Eis, pois, do que é composto o simbolismo do ritual do Grau 28. É um dos mais belos graus do currículo maçónico. Além do apelo místico que ele contém, releva-se o carácter essencialmente filosófico dos ensinamentos que ele pretende passar ao iniciado Maçom. Visa, em última análise, mostrar a necessidade que o homem tem de purificar a sua alma através da prática das virtudes pregadas pela Maçonaria. E que essa purificação não é necessária somente para que ele alcance um mérito puramente espiritual, mas também para que, na vida prática, ele alcance um perfeito equilíbrio nas suas acções.

Notas

[1] Muitos destes “antros de Mitra” são ainda observáveis nas ruínas dos templos desta seita.
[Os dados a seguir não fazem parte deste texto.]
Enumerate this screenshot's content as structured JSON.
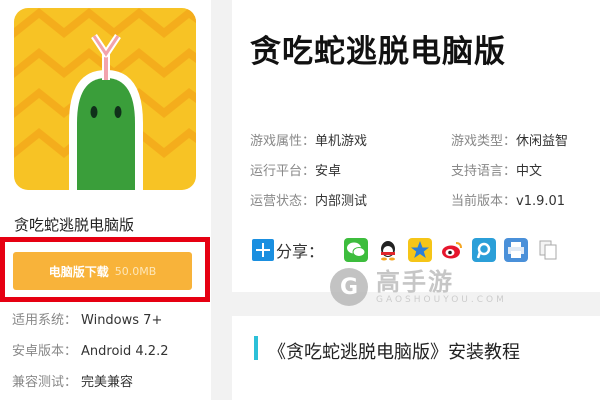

Eles assemelham-se às Câmaras de reflexão das Lojas maçónicas.

[2] Segundo as antigas tradições do Zoroastrismo, estas eram as etapas pelas quais o espírito humano deveria passar para cumprir o seu destino cármico. Evidentemente, cada uma dessas etapas simboliza uma qualidade do espírito humano, já que a doutrina de Zoroastro (ou Zaratustra) reconhecia a existência, na psique humana, de uma face predadora (leão), uma face guerreira (soldado), uma face destruidora (corvo), uma face mística (padre), e uma face dominadora (persa).

[3] Esta é uma ideia desenvolvida pela Cabala, especialmente aquela ministrada por Isaac Lúria. O pecado de Adão provocou uma desordem cósmica (um desequilíbrio universal) quebrando os “vasos sagrados”, ou seja, a vestimenta sagrada na qual a alma do homem (centelha divina) tinha sido encerrada. Para recompor este equilíbrio Deus escolheu entre os povos um povo (Israel) para realizar a Tikun, ou seja, a reunião dos “cacos sagrados” para que assim as almas possam encontrar novamente a sua vestimenta original (de luz) e o universo possa, enfim, realizar a finalidade para a qual foi criado.